Due giorni fa tre ragazzini si sono persi nella Riserva di Capo Gallo, appena fuori Palermo. Stando a quanto riportato dai media, i tre hanno chiamato i soccorsi dopo avere smarrito l’orientamento. I vigili del fuoco sono intervenuti con il loro nucleo speleologico e li hanno riportati fuori dalla riserva. La notizia è finita sui social, generando moltissimi commenti. Il tono della stragrande maggioranza di essi è stato quello della presa in giro. I ragazzini, a quanto pare, sono stati colpevoli di essersi persi in luogo dove è impossibile farlo.

La Riserva di Capo Gallo è una piccola zona protetta lungo la costa nord-occidentale di Palermo. È composta da una stretta striscia di terra con il mare da un lato e il ripido costone di Monte Gallo dall’altro. La striscia è interrotta al centro da una scogliera impraticabile, a picco sul mare, non a caso nota sulle cartine come “il malpasso”. Questo fa sì che la riserva sia effettivamente divisa in due metà, con accessi agli estremi opposti della striscia. Quando si entra, quindi, è possibile camminare solo fino a un certo punto, poi bisogna tornare indietro.

Chi ha commentato sui social l’accaduto ha portato queste caratteristiche del luogo a sostegno della tesi che i tre ragazzini fossero degli incapaci, possibilmente sotto l’effetto di stupefacenti. I commenti sono stati farciti con ogni sorta di emoticon che ride e altre immagini simili. In pochi hanno fatto notare che quando si è piccoli ci si spaventa facilmente, e che la paura la fa da padrona, rendendo difficile ragionare. Alcuni hanno anche notato che chi è preso dal panico può non riconoscere più cosa gli sta intorno. Va inoltre aggiunto che i ragazzini si trovavano nella metà della riserva più complessa, quella vicino la borgata marinara di Sferracavallo, dove sono presenti una piccola, ma in alcuni punti fitta, pineta, e diversi sentieri che portano relativamente in alto sul costone. I pochi inviti a considerare le attenuanti del caso hanno avuto come risposta commenti del tipo “allora meglio starsene a casa”, come se imprevisti e attacchi di panico non fossero per definizione eventi imprevedibili. Anche in questo caso, il tono è stato quello dell’esaltazione della scaltrezza di coloro che scrivevano (a quanto pare tutti esperti del luogo e di tecniche di orientamento), opposta alla stupidità dei malcapitati.

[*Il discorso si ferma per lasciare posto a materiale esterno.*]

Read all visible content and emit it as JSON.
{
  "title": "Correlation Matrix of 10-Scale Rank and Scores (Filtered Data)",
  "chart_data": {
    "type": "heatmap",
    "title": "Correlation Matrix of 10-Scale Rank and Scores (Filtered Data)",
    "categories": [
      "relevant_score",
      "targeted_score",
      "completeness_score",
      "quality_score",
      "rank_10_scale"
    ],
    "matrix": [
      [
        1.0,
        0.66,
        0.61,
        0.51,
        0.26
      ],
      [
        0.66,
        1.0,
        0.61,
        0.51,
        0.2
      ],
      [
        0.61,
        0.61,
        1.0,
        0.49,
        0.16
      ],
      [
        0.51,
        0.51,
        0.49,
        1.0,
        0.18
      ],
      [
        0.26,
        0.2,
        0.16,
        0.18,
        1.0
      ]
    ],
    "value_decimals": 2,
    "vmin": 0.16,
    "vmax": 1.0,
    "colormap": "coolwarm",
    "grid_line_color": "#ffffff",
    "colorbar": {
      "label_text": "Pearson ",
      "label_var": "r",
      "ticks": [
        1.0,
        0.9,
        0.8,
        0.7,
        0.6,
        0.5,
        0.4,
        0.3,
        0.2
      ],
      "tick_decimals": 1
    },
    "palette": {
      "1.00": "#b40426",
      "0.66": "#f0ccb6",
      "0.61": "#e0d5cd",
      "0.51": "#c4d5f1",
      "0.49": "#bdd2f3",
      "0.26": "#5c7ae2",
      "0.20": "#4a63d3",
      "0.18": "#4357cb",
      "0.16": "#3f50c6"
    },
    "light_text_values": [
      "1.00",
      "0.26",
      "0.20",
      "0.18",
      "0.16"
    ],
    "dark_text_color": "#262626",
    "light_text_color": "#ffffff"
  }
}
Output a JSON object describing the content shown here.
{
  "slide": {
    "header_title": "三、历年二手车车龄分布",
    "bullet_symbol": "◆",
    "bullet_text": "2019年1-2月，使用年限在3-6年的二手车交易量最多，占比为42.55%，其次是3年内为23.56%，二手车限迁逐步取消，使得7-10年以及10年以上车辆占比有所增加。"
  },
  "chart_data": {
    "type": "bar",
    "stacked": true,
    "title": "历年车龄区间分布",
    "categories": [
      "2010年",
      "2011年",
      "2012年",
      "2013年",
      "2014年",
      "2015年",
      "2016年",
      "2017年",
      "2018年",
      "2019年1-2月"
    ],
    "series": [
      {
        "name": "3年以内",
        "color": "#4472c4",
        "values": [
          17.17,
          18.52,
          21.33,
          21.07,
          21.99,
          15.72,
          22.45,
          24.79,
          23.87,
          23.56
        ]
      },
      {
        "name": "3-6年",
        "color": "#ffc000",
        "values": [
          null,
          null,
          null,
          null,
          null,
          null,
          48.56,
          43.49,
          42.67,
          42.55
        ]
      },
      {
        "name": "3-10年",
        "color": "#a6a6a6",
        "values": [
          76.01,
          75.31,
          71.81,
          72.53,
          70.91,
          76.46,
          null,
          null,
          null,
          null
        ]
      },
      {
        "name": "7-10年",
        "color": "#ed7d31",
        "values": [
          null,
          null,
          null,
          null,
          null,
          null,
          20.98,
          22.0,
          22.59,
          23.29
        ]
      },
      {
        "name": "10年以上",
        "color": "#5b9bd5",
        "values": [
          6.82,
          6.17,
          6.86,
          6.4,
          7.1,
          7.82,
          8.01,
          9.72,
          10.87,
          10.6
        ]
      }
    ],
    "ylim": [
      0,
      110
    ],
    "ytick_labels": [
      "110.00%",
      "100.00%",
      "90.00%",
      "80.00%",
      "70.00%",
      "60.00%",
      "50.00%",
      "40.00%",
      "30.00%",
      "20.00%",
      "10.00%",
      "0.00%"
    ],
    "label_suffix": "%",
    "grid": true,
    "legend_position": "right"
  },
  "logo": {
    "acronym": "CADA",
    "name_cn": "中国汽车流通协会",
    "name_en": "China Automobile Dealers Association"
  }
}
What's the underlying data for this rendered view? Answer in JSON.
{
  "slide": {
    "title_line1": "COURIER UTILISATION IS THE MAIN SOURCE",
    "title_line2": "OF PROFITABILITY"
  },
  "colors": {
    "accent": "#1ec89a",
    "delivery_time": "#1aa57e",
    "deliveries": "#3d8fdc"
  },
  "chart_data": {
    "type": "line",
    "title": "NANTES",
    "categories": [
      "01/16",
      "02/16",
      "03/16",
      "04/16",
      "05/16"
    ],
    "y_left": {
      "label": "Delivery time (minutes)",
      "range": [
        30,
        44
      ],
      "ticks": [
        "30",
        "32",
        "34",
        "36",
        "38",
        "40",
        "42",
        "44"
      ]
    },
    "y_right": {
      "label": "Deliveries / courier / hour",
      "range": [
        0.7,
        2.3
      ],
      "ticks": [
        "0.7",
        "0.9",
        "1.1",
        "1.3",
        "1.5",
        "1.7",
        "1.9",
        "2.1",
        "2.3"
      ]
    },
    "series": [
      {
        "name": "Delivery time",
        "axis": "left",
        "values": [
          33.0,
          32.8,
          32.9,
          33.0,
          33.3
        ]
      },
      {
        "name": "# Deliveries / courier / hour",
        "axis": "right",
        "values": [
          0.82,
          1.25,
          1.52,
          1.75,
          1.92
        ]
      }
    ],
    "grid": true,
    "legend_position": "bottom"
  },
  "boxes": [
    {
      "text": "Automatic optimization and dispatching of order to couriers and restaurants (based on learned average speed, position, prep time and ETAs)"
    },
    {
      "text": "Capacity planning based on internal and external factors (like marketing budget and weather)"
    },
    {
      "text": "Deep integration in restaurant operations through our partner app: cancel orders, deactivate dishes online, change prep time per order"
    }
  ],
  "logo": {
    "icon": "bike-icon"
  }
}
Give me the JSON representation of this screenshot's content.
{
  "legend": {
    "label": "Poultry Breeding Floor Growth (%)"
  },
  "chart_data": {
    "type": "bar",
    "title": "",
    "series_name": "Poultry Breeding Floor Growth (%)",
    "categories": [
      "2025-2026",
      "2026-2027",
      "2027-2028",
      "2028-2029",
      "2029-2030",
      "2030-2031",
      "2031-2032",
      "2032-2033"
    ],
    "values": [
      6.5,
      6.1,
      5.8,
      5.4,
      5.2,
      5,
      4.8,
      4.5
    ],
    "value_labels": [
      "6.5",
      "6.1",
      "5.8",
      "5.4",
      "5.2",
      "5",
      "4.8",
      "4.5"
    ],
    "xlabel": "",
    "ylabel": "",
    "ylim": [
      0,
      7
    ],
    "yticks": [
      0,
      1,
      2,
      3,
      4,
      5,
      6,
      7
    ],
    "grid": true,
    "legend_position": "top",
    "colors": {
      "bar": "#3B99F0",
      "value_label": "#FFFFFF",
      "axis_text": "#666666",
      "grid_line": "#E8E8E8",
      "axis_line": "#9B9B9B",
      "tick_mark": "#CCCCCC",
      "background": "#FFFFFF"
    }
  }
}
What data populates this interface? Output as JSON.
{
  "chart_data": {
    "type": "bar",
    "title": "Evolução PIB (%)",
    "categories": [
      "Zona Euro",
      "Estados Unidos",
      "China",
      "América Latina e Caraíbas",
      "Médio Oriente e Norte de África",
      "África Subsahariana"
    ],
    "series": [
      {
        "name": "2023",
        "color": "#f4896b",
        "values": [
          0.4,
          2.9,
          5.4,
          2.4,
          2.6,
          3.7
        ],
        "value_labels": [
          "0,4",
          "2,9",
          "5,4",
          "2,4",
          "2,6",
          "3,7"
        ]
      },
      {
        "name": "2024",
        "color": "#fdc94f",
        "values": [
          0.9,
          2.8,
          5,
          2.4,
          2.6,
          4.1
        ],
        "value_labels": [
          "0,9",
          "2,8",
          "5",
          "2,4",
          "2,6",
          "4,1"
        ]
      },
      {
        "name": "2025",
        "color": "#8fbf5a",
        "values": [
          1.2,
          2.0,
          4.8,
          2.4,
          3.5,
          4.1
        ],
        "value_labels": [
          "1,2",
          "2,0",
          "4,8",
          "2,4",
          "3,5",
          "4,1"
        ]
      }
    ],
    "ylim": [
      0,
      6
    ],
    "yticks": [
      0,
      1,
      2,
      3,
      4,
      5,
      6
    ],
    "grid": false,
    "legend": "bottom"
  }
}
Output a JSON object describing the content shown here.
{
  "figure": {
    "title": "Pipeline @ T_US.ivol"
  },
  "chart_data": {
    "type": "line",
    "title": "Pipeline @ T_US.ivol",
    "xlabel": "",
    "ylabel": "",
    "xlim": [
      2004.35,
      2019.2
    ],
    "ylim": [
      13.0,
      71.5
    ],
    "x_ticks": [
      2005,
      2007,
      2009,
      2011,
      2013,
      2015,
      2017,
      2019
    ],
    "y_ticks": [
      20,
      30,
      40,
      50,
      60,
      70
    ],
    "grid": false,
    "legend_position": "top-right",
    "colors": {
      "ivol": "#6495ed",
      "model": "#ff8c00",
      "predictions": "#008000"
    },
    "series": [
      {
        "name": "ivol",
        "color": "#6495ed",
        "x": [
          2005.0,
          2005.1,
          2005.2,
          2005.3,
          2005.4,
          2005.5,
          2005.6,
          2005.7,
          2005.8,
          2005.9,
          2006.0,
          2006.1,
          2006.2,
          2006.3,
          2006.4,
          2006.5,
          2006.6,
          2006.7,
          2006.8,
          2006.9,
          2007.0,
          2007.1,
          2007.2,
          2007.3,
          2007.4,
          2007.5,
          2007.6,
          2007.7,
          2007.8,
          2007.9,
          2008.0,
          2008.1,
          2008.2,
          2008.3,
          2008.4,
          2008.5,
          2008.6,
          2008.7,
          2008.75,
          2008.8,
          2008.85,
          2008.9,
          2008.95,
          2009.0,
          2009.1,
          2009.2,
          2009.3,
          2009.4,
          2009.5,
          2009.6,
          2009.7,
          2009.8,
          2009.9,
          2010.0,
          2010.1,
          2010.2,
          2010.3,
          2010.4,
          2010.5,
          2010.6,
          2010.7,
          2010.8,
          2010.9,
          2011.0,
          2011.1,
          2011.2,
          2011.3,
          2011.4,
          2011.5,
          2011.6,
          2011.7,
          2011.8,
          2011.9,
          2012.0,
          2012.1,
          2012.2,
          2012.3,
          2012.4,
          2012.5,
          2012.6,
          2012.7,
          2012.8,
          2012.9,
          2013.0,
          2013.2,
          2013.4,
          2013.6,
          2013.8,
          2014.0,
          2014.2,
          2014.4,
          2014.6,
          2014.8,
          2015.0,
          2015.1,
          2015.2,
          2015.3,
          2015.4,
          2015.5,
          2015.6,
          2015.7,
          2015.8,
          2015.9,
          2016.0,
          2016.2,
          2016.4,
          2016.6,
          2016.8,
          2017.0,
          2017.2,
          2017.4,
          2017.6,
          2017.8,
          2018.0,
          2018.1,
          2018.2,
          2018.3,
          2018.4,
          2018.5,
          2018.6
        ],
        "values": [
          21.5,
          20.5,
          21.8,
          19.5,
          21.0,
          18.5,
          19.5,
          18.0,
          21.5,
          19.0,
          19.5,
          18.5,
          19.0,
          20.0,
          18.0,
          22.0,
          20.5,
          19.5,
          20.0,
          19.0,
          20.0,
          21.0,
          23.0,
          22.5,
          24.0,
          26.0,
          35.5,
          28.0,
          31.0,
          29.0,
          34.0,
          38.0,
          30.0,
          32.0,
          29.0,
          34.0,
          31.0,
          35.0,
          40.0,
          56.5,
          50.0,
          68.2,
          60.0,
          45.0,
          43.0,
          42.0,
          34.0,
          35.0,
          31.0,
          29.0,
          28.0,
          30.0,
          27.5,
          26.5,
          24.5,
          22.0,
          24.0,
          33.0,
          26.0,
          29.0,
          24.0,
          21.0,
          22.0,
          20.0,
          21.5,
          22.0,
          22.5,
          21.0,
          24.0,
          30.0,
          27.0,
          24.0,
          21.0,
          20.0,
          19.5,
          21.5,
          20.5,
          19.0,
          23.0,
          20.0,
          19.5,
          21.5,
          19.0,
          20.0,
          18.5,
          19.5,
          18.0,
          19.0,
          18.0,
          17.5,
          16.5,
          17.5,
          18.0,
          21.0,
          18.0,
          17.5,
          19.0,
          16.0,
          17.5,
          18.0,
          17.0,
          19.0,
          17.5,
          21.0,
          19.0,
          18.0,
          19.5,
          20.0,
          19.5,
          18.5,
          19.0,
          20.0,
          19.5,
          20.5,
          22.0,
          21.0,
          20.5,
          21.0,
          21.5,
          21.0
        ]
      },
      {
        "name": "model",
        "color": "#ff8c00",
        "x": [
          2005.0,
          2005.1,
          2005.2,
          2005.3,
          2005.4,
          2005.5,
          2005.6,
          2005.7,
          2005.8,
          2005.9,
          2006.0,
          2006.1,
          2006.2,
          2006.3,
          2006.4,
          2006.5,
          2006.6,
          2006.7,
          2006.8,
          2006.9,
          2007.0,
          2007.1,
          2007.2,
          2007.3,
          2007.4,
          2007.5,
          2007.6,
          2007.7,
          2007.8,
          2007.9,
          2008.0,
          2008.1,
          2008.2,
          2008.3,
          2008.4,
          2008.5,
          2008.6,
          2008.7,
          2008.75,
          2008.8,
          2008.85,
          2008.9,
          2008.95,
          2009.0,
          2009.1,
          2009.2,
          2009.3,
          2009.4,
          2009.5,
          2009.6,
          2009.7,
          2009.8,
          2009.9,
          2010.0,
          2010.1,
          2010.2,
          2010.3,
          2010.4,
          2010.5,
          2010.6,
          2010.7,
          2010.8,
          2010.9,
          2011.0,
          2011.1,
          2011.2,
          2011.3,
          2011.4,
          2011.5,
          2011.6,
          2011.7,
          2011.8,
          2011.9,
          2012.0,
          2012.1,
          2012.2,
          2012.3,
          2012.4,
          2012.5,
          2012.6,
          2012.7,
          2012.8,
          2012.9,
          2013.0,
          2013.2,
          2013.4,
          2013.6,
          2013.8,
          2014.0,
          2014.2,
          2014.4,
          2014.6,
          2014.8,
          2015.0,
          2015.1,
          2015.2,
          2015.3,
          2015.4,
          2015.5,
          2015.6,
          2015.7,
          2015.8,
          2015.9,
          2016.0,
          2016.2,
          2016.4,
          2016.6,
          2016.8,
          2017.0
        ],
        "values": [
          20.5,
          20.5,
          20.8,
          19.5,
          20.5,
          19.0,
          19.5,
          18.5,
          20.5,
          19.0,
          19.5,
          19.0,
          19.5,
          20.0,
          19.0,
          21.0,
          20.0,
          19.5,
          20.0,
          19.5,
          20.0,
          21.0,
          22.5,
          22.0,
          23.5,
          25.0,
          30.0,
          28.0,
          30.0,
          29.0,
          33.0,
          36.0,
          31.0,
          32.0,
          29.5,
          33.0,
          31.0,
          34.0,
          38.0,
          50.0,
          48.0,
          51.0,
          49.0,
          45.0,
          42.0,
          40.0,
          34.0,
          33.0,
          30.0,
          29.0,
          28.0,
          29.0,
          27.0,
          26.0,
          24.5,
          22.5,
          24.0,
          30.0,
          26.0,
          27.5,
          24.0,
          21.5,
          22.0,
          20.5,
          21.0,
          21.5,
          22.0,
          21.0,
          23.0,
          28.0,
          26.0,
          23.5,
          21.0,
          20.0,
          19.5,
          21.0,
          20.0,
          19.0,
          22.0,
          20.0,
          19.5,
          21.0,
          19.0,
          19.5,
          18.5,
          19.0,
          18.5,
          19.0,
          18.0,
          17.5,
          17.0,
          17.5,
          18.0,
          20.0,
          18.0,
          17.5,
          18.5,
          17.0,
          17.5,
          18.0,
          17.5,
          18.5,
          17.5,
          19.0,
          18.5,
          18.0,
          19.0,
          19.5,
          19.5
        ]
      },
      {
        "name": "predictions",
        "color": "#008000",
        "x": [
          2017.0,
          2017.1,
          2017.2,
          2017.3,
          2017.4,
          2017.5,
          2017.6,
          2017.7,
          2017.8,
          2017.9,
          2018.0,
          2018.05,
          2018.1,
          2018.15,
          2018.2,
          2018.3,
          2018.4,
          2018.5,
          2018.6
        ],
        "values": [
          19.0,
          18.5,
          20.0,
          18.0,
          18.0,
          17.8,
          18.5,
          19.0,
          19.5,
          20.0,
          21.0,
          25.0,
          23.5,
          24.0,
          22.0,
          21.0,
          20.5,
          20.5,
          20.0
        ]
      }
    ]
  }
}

Quello che più colpisce della reazione del web è l’atteggiamento di superiorità e la quasi totale mancanza di comprensione, soprattutto delle conseguenze che l’episodio potrebbe avere sul benessere emotivo dei ragazzi, vista la valanga di commenti negativi. Ovviamente se quasi quattrocento persone si mettessero a prendere in giro tre adolescenti dentro una stanza la cosa sembrerebbe molto diversa. Questo fenomeno è noto negli studi sul cyberbullismo come indebolimento dei freni morali [1], cioè il fare e dire online cose che non si farebbero o direbbero nella vita offline. Come se i commenti sui social non facessero parte del mondo reale, non venissero letti da persone in carne e ossa, in primis dai ragazzini stessi, dai loro familiari e amici. La rete ha la capacità di invadere le nostre vite in maniera molto più profonda e subdola di un singolo episodio “reale”, se non altro per il fatto che i commenti restano visibili potenzialmente per sempre.

Più in generale, questo episodio pone delle domande importanti sul tipo di atteggiamento che si ha quando ci si avvicina alla montagna e alla natura. Evidentemente un sacco di persone credono che fare escursionismo sia una cosa da scaltri, adatta solo a chi è bravo, coraggioso, e non si perde. Non è così. La montagna non deve essere prerogativa dei fissati di record e di selfie estremi, ma delle persone che hanno la saggezza di capire che chi è in difficoltà va aiutato, non sfottuto.

Note

[1] Lazzari, M. e Jacono Quarantino, M. (a cura di) 2015. Virtuale e/è reale. Adolescenti e reti sociali nell’era del mobile. Bergamo: Sestante Edizioni.